8. The medical image segmentation method based on robust sequence prompting optimization according to claim 7, characterized in that: The calculation logic for the segmentation state coefficients; Optimize the segmentation mask The uncertainty spectrum is generated as . ;right Perform morphological dilation to obtain the dilated mask. ; inflated mask and Perform pixel-level interpolation to obtain a binary image of the boundary region of the mask. ; Based on the binary map of the boundary region, the uncertainty spectrum is analyzed. Perform pixel-level filtering to retain the pixel values ​​corresponding to the boundary regions, forming a set of boundary uncertainties; Calculate the average uncertainty of the boundary uncertainty set to obtain an uncertainty metric. The uncertainty metric, the rate of change of boundary pixels, and the rate of change of the number of foreground pixels are weighted and fused to output the segmentation state coefficient.

9. The medical image segmentation method based on robust sequence prompting optimization according to claim 8, characterized in that: The calculation logic for the rate of change of boundary pixels and the rate of change of the number of foreground pixels; Extract the set of boundary uncertainties and calculate the proportion of the intersection of boundary pixels in two adjacent iterations as the boundary pixel change rate; Statistical optimization of segmentation mask The total number of foreground pixels in the adjacent iterative masks is calculated, and the rate of change is used as the rate of change of the number of foreground pixels.

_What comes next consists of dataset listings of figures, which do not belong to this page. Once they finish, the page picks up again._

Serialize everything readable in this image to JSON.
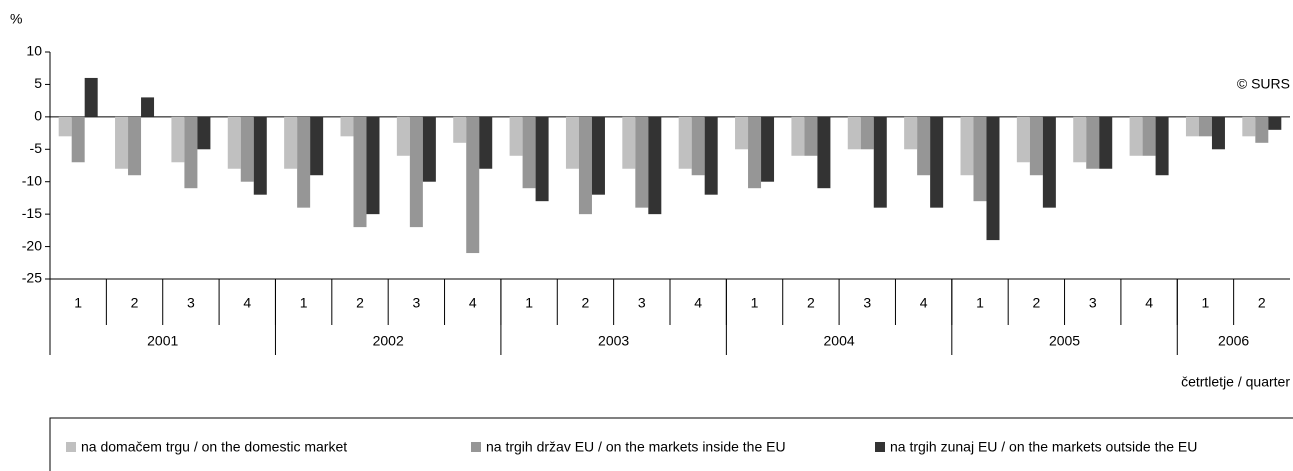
{
  "chart_data": {
    "type": "bar",
    "y_label": "%",
    "x_label": "četrtletje / quarter",
    "annotation": "© SURS",
    "categories": [
      "1",
      "2",
      "3",
      "4",
      "1",
      "2",
      "3",
      "4",
      "1",
      "2",
      "3",
      "4",
      "1",
      "2",
      "3",
      "4",
      "1",
      "2",
      "3",
      "4",
      "1",
      "2"
    ],
    "year_groups": [
      {
        "name": "2001",
        "quarters": 4
      },
      {
        "name": "2002",
        "quarters": 4
      },
      {
        "name": "2003",
        "quarters": 4
      },
      {
        "name": "2004",
        "quarters": 4
      },
      {
        "name": "2005",
        "quarters": 4
      },
      {
        "name": "2006",
        "quarters": 2
      }
    ],
    "series": [
      {
        "name": "na domačem trgu / on the domestic market",
        "color": "#c0c0c0",
        "values": [
          -3,
          -8,
          -7,
          -8,
          -8,
          -3,
          -6,
          -4,
          -6,
          -8,
          -8,
          -8,
          -5,
          -6,
          -5,
          -5,
          -9,
          -7,
          -7,
          -6,
          -3,
          -3
        ]
      },
      {
        "name": "na trgih držav EU / on the markets inside the EU",
        "color": "#969696",
        "values": [
          -7,
          -9,
          -11,
          -10,
          -14,
          -17,
          -17,
          -21,
          -11,
          -15,
          -14,
          -9,
          -11,
          -6,
          -5,
          -9,
          -13,
          -9,
          -8,
          -6,
          -3,
          -4
        ]
      },
      {
        "name": "na trgih zunaj EU / on the markets outside the EU",
        "color": "#333333",
        "values": [
          6,
          3,
          -5,
          -12,
          -9,
          -15,
          -10,
          -8,
          -13,
          -12,
          -15,
          -12,
          -10,
          -11,
          -14,
          -14,
          -19,
          -14,
          -8,
          -9,
          -5,
          -2
        ]
      }
    ],
    "ylim": [
      -25,
      10
    ],
    "yticks": [
      10,
      5,
      0,
      -5,
      -10,
      -15,
      -20,
      -25
    ],
    "grid": false
  }
}
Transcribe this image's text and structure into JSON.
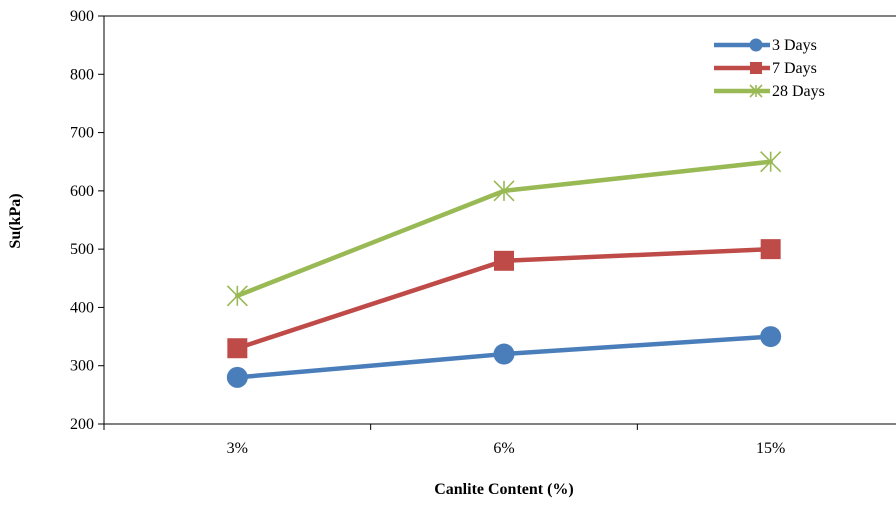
{
  "chart_data": {
    "type": "line",
    "title": "",
    "xlabel": "Canlite Content (%)",
    "ylabel": "Su(kPa)",
    "categories": [
      "3%",
      "6%",
      "15%"
    ],
    "ylim": [
      200,
      900
    ],
    "yticks": [
      200,
      300,
      400,
      500,
      600,
      700,
      800,
      900
    ],
    "grid": false,
    "legend_position": "top-right",
    "series": [
      {
        "name": "3 Days",
        "values": [
          280,
          320,
          350
        ],
        "color": "#4a7ebb",
        "marker": "circle"
      },
      {
        "name": "7 Days",
        "values": [
          330,
          480,
          500
        ],
        "color": "#be4b48",
        "marker": "square"
      },
      {
        "name": "28 Days",
        "values": [
          420,
          600,
          650
        ],
        "color": "#98b954",
        "marker": "star"
      }
    ]
  }
}
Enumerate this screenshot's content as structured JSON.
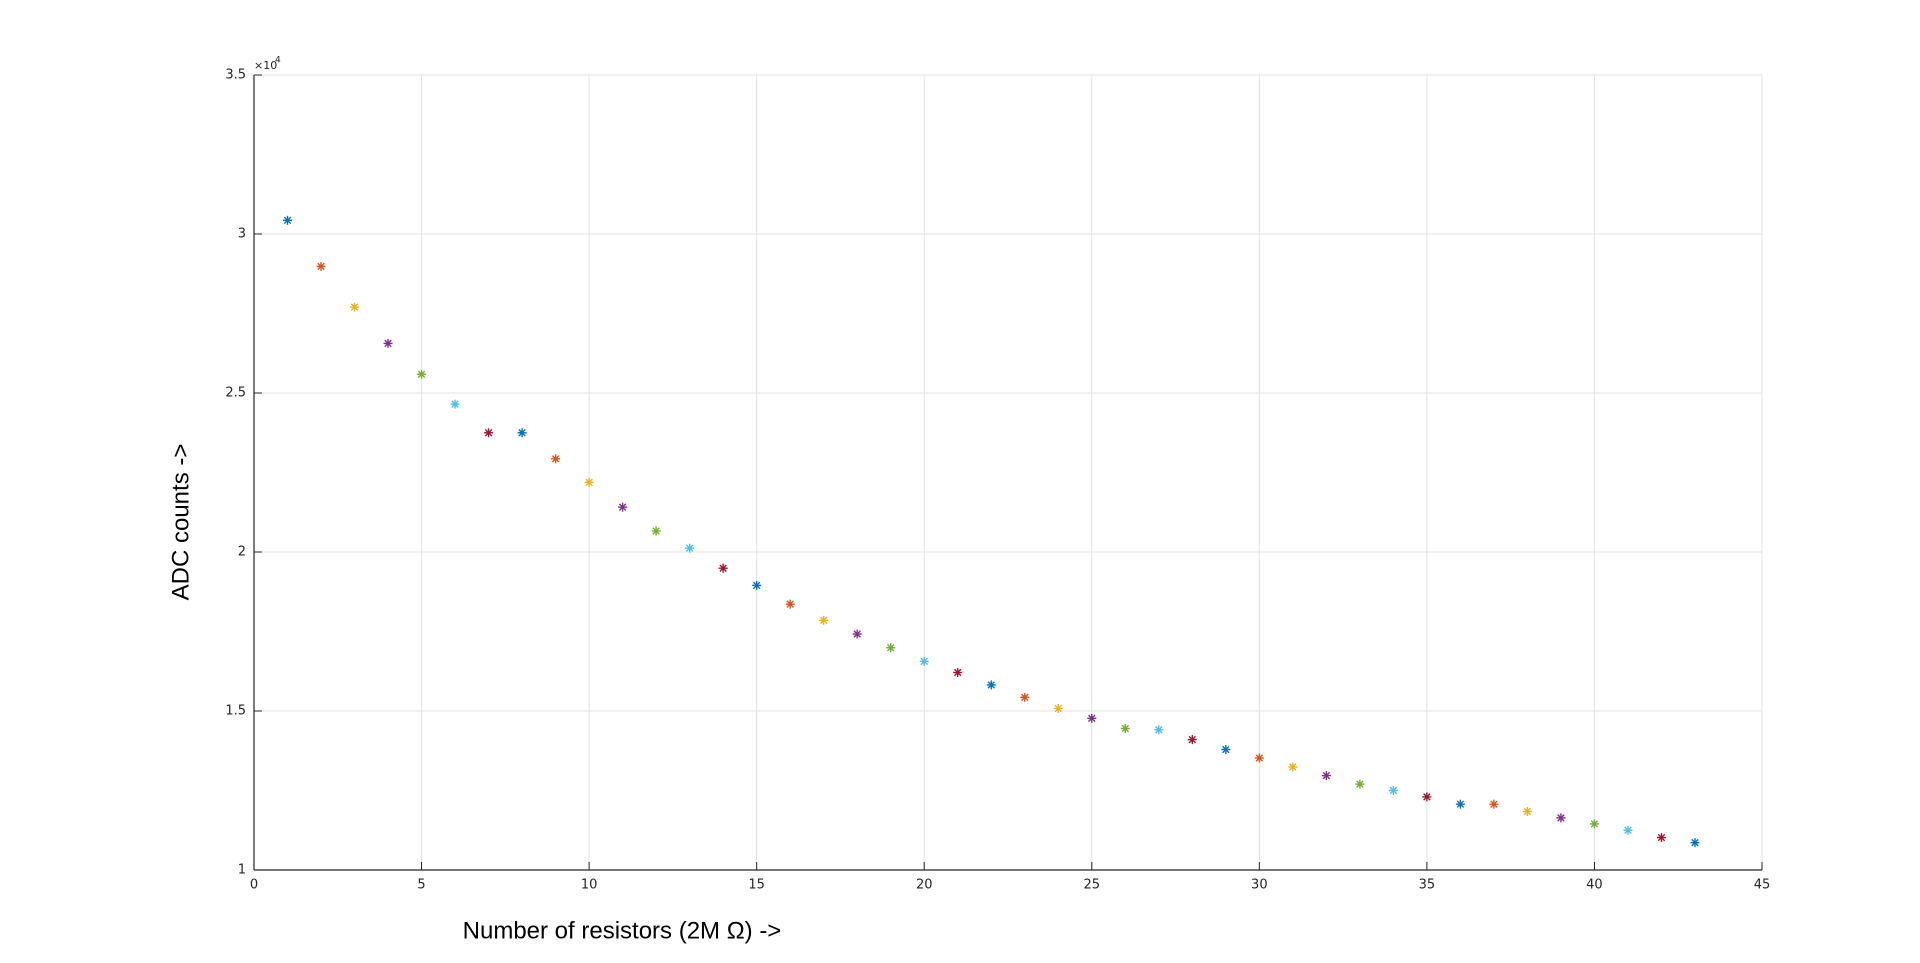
{
  "chart_data": {
    "type": "scatter",
    "x_label": "Number of resistors (2M Ω) ->",
    "y_label": "ADC counts ->",
    "y_multiplier": "×10",
    "y_multiplier_exponent": "4",
    "x": [
      1,
      2,
      3,
      4,
      5,
      6,
      7,
      8,
      9,
      10,
      11,
      12,
      13,
      14,
      15,
      16,
      17,
      18,
      19,
      20,
      21,
      22,
      23,
      24,
      25,
      26,
      27,
      28,
      29,
      30,
      31,
      32,
      33,
      34,
      35,
      36,
      37,
      38,
      39,
      40,
      41,
      42,
      43
    ],
    "values": [
      3.043,
      2.898,
      2.77,
      2.656,
      2.559,
      2.465,
      2.375,
      2.375,
      2.293,
      2.219,
      2.141,
      2.066,
      2.012,
      1.949,
      1.895,
      1.836,
      1.785,
      1.742,
      1.699,
      1.656,
      1.621,
      1.582,
      1.543,
      1.508,
      1.477,
      1.445,
      1.441,
      1.41,
      1.379,
      1.352,
      1.324,
      1.297,
      1.27,
      1.25,
      1.23,
      1.207,
      1.207,
      1.184,
      1.164,
      1.145,
      1.125,
      1.102,
      1.086
    ],
    "colors": [
      "#0072BD",
      "#D95319",
      "#EDB120",
      "#7E2F8E",
      "#77AC30",
      "#4DBEEE",
      "#A2142F"
    ],
    "xlim": [
      0,
      45
    ],
    "xticks": [
      0,
      5,
      10,
      15,
      20,
      25,
      30,
      35,
      40,
      45
    ],
    "ylim": [
      1,
      3.5
    ],
    "yticks": [
      1,
      1.5,
      2,
      2.5,
      3,
      3.5
    ],
    "grid": true
  }
}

10. A medical image segmentation system based on robust sequence prompting optimization, applied to the medical image segmentation method based on robust sequence prompting optimization as described in any one of claims 1-9, characterized in that, include: Initial segmentation module: Receives initial interactive prompts from the user and the medical image to be segmented, inputs the initial interactive prompts and the medical image into a pre-built basic segmentation model, and outputs the initial segmentation mask; Uncertainty quantization module: performs uncertainty quantization on the initial segmentation mask to generate an uncertainty map; Hint generation module: Based on the uncertainty map, it automatically generates the next set of robust hints through preset hint generation logic; The optimization fusion module inputs the robustness cue and the medical image back into the base segmentation model to obtain a new segmentation mask. The new segmentation mask and the initial segmentation mask are then fused by weighted averaging to generate an optimized segmentation mask. Termination Judgment Module: Calculates the uncertainty metric, boundary pixel change rate, and foreground pixel number change rate of the optimized segmentation mask, and weights them to obtain the segmentation state coefficient. If the segmentation state coefficient is lower than the preset threshold or the number of iterations reaches the preset maximum value, the iteration is terminated and the final segmentation result is output. Otherwise, the optimized segmentation mask is used as the new initial segmentation mask, and the module returns to the segmentation uncertainty quantification module for the next iteration optimization.